Everyone and his dog uses social media to market their product these days, but that doesn’t mean they all do it well. We’ve picked four of the best examples – follow their lead and you’ll do just fine!
One of the most important things in social media marketing is the ability to react quickly to things and capitalise on a social media ‘moment’ when there’s an event or occurrence that everyone is talking about.
In 2013 there was a blackout at the Superbowl, the biggest event in the American sporting calendar. Oreo’s social media team responded immediately with the now famous ‘you can still dunk in the dark’ tweet, which went viral – all it involved was a picture of an Oreo in the dark, but it worked because it bought into a moment.

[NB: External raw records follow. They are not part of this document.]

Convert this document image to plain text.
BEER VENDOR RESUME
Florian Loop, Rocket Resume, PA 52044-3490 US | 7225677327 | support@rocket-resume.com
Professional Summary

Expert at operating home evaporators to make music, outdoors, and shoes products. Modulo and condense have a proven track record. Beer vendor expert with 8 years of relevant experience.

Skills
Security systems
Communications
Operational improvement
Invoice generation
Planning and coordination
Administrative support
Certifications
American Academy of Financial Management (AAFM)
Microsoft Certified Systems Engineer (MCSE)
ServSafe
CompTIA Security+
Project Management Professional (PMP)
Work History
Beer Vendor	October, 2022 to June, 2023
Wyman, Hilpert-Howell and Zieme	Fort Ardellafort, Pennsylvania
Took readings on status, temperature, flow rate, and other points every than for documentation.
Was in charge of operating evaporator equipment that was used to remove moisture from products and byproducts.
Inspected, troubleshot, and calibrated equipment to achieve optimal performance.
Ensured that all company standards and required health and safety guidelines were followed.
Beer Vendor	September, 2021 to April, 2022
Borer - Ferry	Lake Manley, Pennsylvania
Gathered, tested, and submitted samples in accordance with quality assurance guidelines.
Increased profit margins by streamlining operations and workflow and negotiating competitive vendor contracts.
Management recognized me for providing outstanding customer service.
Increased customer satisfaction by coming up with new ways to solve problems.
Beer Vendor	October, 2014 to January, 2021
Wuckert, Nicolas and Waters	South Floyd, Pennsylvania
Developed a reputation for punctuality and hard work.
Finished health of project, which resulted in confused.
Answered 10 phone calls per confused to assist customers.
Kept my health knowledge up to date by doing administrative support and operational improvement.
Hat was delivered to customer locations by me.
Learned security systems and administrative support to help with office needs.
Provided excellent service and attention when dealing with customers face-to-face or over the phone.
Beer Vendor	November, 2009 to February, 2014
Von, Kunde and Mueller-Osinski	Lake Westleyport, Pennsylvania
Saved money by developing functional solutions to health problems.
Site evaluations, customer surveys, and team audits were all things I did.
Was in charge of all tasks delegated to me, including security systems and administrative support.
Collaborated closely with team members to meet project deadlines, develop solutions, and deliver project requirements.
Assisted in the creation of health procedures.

It’s also important to translate online popularity into offline sales, which Coke achieved perfectly with their Share a Coke campaign. It saw people’s names printed on Coke cans and bottles, which in turn saw images of those cans and bottles shared online, driving sales of the product in the real world and creating a self-fulfilling cycle of people buying the product Coke was marketing.
Don’t market all the time. Innocent Drinks has an enormous and loyal following on its social media channels, but a very small proportion of the output is actively selling a product. Instead, they share funny original content, talk to their followers and encourage them to engage.
This type of social media marketing creates the idea of a ‘friendly’ brand in the consumer – the sort of brand they’re more likely to give their money to!
Tugging the heartstrings is always a sure-fire way to get likes, which is just what Always did with their #LikeAGirl campaign. By sharing content online before it was broadcast on TV, they built an appetite for it and made social media followers feel special.
They also tied in a hashtag from the start, allowing people to have conversations on the hashtag and building momentum for the campaign.